Kjartan Maraas pointed me at this Fedora bug yesterday — it points out that /proc/$pid/maps
has been broken in Rawhide for a month. The patch that made linux/fs/proc/task_mmu.c
(which is where map requests are handled) diverge from mainline is this one. I can’t read more about its motivation since the Bugzilla ID is security blocked.
So, where to start? mm_for_maps()
is a new function that does a bunch of checks on the relationship between task
and current
before deciding whether to allow the request; I threw some printk()
s in to find out which were failing, and found that we take the !__ptrace_may_attach(task))
path to the out
label in the code below:
if (task->mm != mm)
goto out;
if (task->mm != current->mm && !__ptrace_may_attach(task))
goto out;
From there, it got hazy. __ptrace_may_attach()
returns whatever security_ptrace()
does.

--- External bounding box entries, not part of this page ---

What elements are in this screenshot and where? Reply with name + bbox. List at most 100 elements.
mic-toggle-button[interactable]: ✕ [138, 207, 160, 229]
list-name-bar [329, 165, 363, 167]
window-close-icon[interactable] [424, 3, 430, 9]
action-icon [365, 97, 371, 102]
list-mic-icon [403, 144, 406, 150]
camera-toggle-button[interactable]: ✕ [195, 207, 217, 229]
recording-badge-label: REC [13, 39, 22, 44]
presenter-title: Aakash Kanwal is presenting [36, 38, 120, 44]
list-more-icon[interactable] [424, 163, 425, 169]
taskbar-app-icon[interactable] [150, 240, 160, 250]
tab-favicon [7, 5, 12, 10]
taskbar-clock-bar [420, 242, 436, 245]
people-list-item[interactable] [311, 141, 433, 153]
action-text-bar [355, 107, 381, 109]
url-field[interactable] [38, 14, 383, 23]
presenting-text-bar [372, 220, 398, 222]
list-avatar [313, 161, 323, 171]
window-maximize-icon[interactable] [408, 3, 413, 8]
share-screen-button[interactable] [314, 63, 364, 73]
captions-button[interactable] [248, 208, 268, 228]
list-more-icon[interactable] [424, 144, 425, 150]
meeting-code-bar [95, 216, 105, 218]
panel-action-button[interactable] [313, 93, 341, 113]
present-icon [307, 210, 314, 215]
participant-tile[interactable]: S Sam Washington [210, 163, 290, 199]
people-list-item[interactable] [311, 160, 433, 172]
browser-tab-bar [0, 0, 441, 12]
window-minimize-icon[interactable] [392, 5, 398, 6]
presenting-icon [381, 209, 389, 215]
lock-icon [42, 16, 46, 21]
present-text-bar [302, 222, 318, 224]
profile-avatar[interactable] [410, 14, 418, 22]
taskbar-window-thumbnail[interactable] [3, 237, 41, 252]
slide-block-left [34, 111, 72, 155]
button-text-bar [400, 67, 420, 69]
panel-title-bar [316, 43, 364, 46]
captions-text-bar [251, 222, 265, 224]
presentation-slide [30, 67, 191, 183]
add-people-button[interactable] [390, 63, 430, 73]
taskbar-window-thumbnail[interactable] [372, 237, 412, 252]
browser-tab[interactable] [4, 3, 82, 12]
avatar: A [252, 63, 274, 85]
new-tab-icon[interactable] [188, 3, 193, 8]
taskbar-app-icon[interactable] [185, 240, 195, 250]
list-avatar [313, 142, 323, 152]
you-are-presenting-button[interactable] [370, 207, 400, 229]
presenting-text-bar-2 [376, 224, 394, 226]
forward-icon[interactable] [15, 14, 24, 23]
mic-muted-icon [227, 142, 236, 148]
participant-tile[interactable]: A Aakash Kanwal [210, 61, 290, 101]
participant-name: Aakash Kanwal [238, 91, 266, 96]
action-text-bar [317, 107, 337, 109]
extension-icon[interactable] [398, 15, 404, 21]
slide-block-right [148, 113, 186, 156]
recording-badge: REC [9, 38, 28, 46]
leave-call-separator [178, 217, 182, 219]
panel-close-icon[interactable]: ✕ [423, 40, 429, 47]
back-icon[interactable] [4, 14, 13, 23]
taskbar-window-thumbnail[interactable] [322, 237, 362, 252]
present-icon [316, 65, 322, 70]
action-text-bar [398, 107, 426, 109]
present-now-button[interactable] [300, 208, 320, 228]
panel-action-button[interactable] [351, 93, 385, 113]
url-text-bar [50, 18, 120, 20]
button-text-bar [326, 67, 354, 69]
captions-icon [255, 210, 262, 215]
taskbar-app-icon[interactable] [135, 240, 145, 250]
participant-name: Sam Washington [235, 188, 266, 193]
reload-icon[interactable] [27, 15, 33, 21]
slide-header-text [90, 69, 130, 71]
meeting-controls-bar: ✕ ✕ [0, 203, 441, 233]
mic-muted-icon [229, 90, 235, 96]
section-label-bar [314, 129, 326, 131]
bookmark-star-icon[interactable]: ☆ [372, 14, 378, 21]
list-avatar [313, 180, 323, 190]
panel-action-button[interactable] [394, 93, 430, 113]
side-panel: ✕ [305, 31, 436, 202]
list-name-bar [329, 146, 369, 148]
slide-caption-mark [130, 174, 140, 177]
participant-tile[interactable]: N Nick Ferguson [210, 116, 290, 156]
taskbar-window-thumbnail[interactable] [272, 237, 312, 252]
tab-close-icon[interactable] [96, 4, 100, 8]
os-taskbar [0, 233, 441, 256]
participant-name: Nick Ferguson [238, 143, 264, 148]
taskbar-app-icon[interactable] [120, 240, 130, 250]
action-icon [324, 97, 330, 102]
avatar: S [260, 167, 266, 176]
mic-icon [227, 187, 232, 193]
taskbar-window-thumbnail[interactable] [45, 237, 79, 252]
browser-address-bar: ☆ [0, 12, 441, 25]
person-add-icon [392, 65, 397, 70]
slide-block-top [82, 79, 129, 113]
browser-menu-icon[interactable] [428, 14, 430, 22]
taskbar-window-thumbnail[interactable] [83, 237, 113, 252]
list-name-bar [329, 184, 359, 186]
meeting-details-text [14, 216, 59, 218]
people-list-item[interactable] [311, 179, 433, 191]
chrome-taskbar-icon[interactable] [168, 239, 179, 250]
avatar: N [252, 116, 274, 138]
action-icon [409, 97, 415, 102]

This takes us into pluggable LSMs land — any LSM that gave a struct security_operations
with a pointer to a ptrace function will have a shot at returning an error that would be sent back to security_ptrace()
to stop our request from completing.
But how do I tell which LSM is complaining, or even which LSMs are loaded? After all, they’re registered at runtime. Enter systemtap, as wisely suggested to me by Bill Nottingham (whom I now surely owe beer to). Systemtap is similar to the Solaris dtrace; it’ll let you instrument and track kernel functions and system calls for a running kernel. It was installed on my Rawhide machine by default, which is always a nice touch.

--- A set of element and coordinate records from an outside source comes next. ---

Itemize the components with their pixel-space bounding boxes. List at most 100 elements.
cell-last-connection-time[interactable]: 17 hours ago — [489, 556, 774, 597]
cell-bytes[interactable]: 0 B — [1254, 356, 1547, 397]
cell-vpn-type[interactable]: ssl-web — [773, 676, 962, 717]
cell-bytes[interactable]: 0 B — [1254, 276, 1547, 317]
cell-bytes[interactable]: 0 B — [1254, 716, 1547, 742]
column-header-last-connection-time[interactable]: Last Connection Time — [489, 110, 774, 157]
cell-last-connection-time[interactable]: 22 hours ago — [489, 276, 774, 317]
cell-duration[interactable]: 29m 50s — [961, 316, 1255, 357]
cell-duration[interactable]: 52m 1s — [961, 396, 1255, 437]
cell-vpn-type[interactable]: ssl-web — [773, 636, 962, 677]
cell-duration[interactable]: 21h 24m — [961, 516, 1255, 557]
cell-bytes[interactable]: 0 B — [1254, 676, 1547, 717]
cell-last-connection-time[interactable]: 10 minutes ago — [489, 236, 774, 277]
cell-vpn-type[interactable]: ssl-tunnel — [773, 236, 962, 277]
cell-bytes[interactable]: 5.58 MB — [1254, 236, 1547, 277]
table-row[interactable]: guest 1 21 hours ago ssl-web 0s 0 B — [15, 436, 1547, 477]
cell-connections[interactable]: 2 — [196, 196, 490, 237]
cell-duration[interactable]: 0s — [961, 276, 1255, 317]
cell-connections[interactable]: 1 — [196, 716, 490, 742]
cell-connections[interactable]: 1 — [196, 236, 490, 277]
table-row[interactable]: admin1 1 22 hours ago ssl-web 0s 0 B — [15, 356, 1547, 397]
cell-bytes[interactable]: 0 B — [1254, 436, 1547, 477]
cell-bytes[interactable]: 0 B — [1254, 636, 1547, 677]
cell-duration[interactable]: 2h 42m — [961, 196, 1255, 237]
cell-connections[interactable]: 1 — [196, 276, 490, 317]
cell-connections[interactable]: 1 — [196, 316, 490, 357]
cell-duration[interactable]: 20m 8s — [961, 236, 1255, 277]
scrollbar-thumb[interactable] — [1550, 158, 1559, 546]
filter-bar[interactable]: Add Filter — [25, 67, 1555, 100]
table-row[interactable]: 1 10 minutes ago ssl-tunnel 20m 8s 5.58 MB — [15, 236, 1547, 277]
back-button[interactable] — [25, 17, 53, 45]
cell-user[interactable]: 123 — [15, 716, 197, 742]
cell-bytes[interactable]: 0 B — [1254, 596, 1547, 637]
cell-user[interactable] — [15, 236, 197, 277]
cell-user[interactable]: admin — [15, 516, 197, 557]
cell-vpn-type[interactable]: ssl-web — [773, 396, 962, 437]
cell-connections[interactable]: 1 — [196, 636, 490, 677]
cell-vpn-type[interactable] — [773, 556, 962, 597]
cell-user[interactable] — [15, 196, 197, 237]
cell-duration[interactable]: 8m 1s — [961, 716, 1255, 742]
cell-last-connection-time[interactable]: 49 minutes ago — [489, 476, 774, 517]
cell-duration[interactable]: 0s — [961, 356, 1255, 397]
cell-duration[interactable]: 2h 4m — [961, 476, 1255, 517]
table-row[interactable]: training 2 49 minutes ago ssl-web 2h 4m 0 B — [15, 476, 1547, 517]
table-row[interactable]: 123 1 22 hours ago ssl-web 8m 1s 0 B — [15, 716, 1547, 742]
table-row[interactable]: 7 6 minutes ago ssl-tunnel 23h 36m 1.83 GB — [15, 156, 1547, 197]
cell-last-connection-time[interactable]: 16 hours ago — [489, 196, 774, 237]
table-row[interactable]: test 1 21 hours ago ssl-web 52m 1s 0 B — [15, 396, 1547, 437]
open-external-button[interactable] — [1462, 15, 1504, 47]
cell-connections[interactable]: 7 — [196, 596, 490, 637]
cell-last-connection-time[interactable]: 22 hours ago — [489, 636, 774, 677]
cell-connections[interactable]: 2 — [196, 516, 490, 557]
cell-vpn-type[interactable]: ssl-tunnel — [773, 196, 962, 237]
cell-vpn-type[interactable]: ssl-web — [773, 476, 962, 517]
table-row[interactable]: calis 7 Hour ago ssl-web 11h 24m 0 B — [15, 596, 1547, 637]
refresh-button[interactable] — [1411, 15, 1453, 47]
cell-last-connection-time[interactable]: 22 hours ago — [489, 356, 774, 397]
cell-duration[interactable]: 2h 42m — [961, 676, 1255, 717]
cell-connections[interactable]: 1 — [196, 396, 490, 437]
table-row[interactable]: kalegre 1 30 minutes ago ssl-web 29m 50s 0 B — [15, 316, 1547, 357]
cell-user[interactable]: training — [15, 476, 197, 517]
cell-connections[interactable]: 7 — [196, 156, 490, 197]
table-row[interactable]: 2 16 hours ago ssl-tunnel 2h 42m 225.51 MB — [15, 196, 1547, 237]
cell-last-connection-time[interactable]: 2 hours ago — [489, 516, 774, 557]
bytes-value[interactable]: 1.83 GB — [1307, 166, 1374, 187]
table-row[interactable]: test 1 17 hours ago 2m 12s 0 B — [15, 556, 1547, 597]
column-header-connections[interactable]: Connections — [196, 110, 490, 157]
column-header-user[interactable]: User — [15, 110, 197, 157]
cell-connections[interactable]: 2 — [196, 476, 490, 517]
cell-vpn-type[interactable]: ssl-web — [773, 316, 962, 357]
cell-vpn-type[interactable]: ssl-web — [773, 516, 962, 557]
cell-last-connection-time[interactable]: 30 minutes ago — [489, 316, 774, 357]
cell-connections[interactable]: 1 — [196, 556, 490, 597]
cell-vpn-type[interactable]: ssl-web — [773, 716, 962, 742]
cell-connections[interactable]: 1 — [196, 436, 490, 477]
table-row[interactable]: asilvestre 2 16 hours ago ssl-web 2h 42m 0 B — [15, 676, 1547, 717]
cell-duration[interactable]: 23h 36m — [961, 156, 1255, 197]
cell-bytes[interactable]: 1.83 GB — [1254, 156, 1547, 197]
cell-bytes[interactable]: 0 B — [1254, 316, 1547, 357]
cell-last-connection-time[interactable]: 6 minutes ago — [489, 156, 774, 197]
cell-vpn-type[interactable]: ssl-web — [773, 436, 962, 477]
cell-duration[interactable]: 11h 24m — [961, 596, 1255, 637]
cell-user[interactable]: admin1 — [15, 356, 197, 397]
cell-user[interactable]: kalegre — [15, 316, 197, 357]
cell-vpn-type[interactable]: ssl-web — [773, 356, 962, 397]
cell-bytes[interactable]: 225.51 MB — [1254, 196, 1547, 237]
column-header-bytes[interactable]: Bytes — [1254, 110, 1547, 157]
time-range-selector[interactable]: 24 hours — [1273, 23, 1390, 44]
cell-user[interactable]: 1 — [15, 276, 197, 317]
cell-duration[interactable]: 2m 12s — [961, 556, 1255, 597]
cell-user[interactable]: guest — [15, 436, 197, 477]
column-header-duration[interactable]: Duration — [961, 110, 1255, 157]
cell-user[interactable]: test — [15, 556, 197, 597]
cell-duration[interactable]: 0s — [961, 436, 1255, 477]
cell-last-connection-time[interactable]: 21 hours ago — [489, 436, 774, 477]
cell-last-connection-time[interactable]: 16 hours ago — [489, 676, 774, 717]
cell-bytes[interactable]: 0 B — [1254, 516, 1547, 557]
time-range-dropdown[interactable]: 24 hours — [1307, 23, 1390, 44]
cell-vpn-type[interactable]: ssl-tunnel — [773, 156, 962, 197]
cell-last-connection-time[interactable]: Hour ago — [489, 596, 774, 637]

So, how to see which ptrace functions were registered? Enter my first systemtap probe:
unity:cjb~ % cat list-ptrace.stp
probe kernel.function("*ptrace*") {
printf("%sn", probefunc())
}
unity:cjb~ % sudo stap list-ptrace.stp
At this point, our stp script is converted into C code and compiled into a kernel module, before being loaded into the running kernel. After running a cat /proc/<pid>/maps
in another terminal, we see:
__ptrace_may_attach
cap_ptrace
.. which suggests that cap_ptrace
was called by __ptrace_may_attach
, and that’s where our __ptrace_may_attach
might be being turned down. To be sure that we got to cap_ptrace
via __ptrace_may_attach
, we can ask for a backtrace:
unity:cjb~ % cat cap-backtrace.stp
probe kernel.function("cap_ptrace") {
printf("%s -> %sn", probefunc(), print_backtrace())
}
unity:cjb~ % sudo stap cap-backtrace.stp
cap_ptrace ->
trace for 6345 (cat)
0xc04c2286 : cap_ptrace+0x7/0x49 []
0xc042a600 : __ptrace_may_attach+0xac/0xae []
0xc049350c : mm_for_maps+0x83/0xd8 []
0xc0492892 : m_start+0x28/0x11d []
0xc04800d9 : seq_read+0xdb/0x268 []
0xc0446288 : audit_syscall_entry+0x104/0x12b []

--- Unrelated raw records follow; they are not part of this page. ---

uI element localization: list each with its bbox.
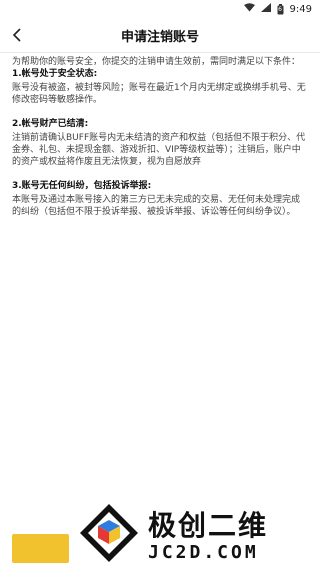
watermark-cn: 极创二维 xyxy=(148,508,269,542)
app-bar: 申请注销账号 xyxy=(0,18,320,53)
battery-icon: 6 xyxy=(277,3,284,15)
signal-icon xyxy=(260,3,271,15)
watermark-en: JC2D.COM xyxy=(148,541,259,563)
section-body: 本账号及通过本账号接入的第三方已无未完成的交易、无任何未处理完成的纠纷（包括但不… xyxy=(12,195,301,217)
section-heading: 3.账号无任何纠纷，包括投诉举报: xyxy=(12,181,152,191)
status-time: 9:49 xyxy=(289,3,312,15)
page-title: 申请注销账号 xyxy=(120,29,199,45)
content: 为帮助你的账号安全，你提交的注销申请生效前，需同时满足以下条件： 1.帐号处于安… xyxy=(12,56,308,230)
section-assets-settled: 2.帐号财产已结清: 注销前请确认BUFF账号内无未结清的资产和权益（包括但不限… xyxy=(12,118,308,168)
section-safe-state: 1.帐号处于安全状态: 账号没有被盗，被封等风险；账号在最近1个月内无绑定或换绑… xyxy=(12,68,308,106)
watermark-logo xyxy=(80,504,138,562)
back-button[interactable] xyxy=(6,25,28,47)
watermark: 极创二维 JC2D.COM xyxy=(78,498,320,568)
confirm-button[interactable] xyxy=(12,534,69,563)
chevron-left-icon xyxy=(12,26,22,47)
section-heading: 2.帐号财产已结清: xyxy=(12,119,89,129)
section-heading: 1.帐号处于安全状态: xyxy=(12,69,98,79)
section-body: 注销前请确认BUFF账号内无未结清的资产和权益（包括但不限于积分、代金券、礼包、… xyxy=(12,133,306,167)
battery-level: 6 xyxy=(278,5,282,13)
status-bar: 6 9:49 xyxy=(0,0,320,18)
wifi-icon xyxy=(243,3,255,15)
section-body: 账号没有被盗，被封等风险；账号在最近1个月内无绑定或换绑手机号、无修改密码等敏感… xyxy=(12,83,306,105)
intro-text: 为帮助你的账号安全，你提交的注销申请生效前，需同时满足以下条件： xyxy=(12,57,301,67)
section-no-disputes: 3.账号无任何纠纷，包括投诉举报: 本账号及通过本账号接入的第三方已无未完成的交… xyxy=(12,180,308,218)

0xc047fffe : seq_read+0x0/0x268 []
0xc04648e2 : vfs_read+0x9f/0x13e []
0xc0464d2e : sys_read+0x3c/0x63 []
0xc0403d07 : syscall_call+0x7/0xb []
We’re pretty sure that cap_ptrace
was responsible. Hunting through its source, we see that it has a path to return -EPERM
, which would do it. So, we recompile the kernel in order to have cap_ptrace
tell us what return value it’s going to use, right? Well, no. Straight back to systemtap:
unity:cjb~ % cat return-codes.stp
probe kernel.function("*ptrace*").return {
printf("%s -> ", probefunc())
log(returnstr(1));
}
The .return
after the function pattern tells systemtap to trigger when the function is returning, and returnstr(1)
asks for the return value as a decimal. There’s also print_regs()
, if you prefer to see what’s in EAX directly. Over to the other terminal to cat a maps
file again, and:
unity:cjb~ % sudo stap return-codes.stp
cap_ptrace -> 0
__ptrace_may_attach -> 0
That’s odd. cap_ptrace
is returning 0, which we can see in its code is meant to mean success, and __ptrace_may_attach
is receiving it back unharmed. Cue an “ah-hah!” moment as we realise that the conditional:
if (task->mm != current->mm && !__ptrace_may_attach(task))
goto out;
.. has the wrong polarity; each of the functions that __ptrace_may_attach
backs onto return zero for “success” (permission to attach), but the logic above is “if we’re not trying to get the map of the current process, and __ptrace_may_attach
isn’t non-zero, we should fail”. The exclamation mark needs to disappear.
And so we’re done. My uses of systemtap weren’t nearly as complex as those in the tutorial, but I’m happy that I saved myself the kernel compiles. I’d somehow managed to miss any hype around systemtap; if you’re another systemtap user, please consider blogging your code!